NCBI_Companion
version: 1.0.8
installation:
pip3 install NCBI-Companion --user
load module:
from NCBI_Companion import NCBI_Companion
Introduction
NCBI_Companion targets to construct databases, generate a fasta file and a taxonomy mappingusing by using Genbank Entrez utilities.

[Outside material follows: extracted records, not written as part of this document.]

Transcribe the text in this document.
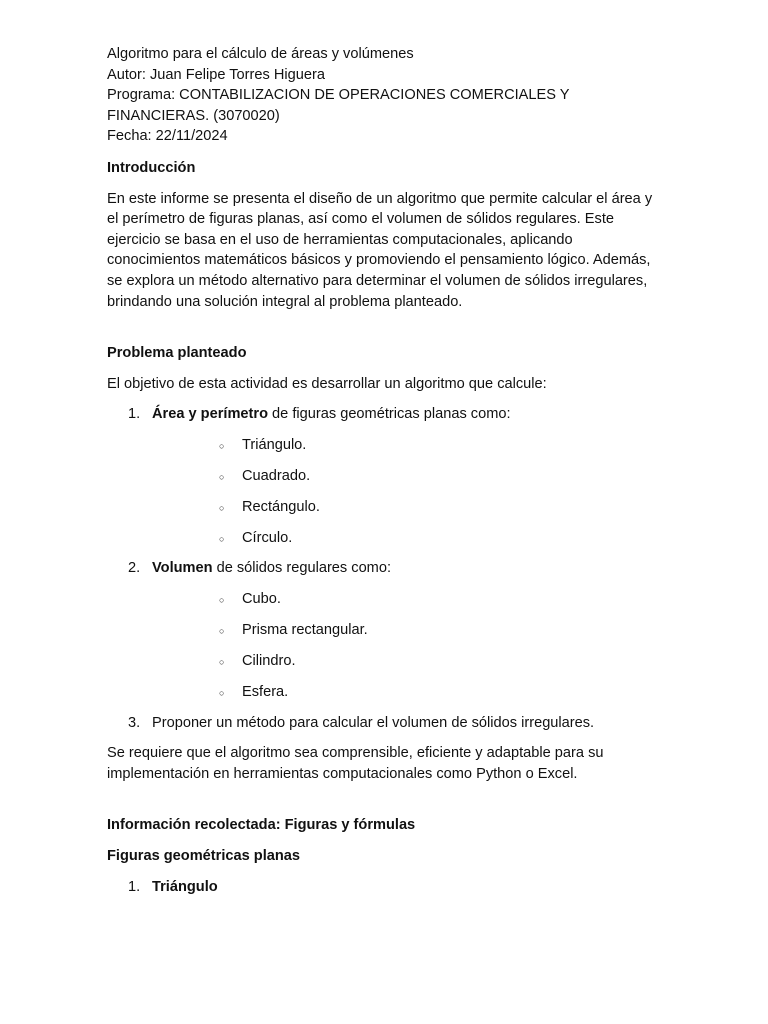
Algoritmo para el cálculo de áreas y volúmenes
Autor: Juan Felipe Torres Higuera
Programa: CONTABILIZACION DE OPERACIONES COMERCIALES Y
FINANCIERAS. (3070020)
Fecha: 22/11/2024
Introducción

En este informe se presenta el diseño de un algoritmo que permite calcular el área y el perímetro de figuras planas, así como el volumen de sólidos regulares. Este ejercicio se basa en el uso de herramientas computacionales, aplicando conocimientos matemáticos básicos y promoviendo el pensamiento lógico. Además, se explora un método alternativo para determinar el volumen de sólidos irregulares, brindando una solución integral al problema planteado.

Problema planteado

El objetivo de esta actividad es desarrollar un algoritmo que calcule:

1. Área y perímetro de figuras geométricas planas como:
○ Triángulo.
○ Cuadrado.
○ Rectángulo.
○ Círculo.
2. Volumen de sólidos regulares como:
○ Cubo.
○ Prisma rectangular.
○ Cilindro.
○ Esfera.
3. Proponer un método para calcular el volumen de sólidos irregulares.

Se requiere que el algoritmo sea comprensible, eficiente y adaptable para su implementación en herramientas computacionales como Python o Excel.

Información recolectada: Figuras y fórmulas
Figuras geométricas planas
1. Triángulo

Current Supported Database: nuccore, nucleotide, genome
Please also follow NCBI E-utitlites rules rules
Biopython copyright belongs to Biopython teams E-Utitlites copyright belongs to NCBI teams
Contents
class LoadSpecies
This class is to used fetch species name contains in csv file, text file, excel or fasta file.
Functions
function names | parameters | Return |
---|---|---|
LoadSpecies | species_input, species_output, ifout | initialize |
ReadSpeciesFile_text | None | a list (if specified, a table in local directory) |
ReadSpeciesFile_excel | sp_col, sheetname, header, fullname | a list (or a local file) |
ReadSpeciesFile_csv | sp_col, header, fullname | a list (or a local file ) |
ExtractSpeciesFromFasta | ranges, delimiter | a list (or a local file) |
all those functions return a list of species names or ID list
Usage
species = LoadSpecies(input_file, output_file, ifout = True)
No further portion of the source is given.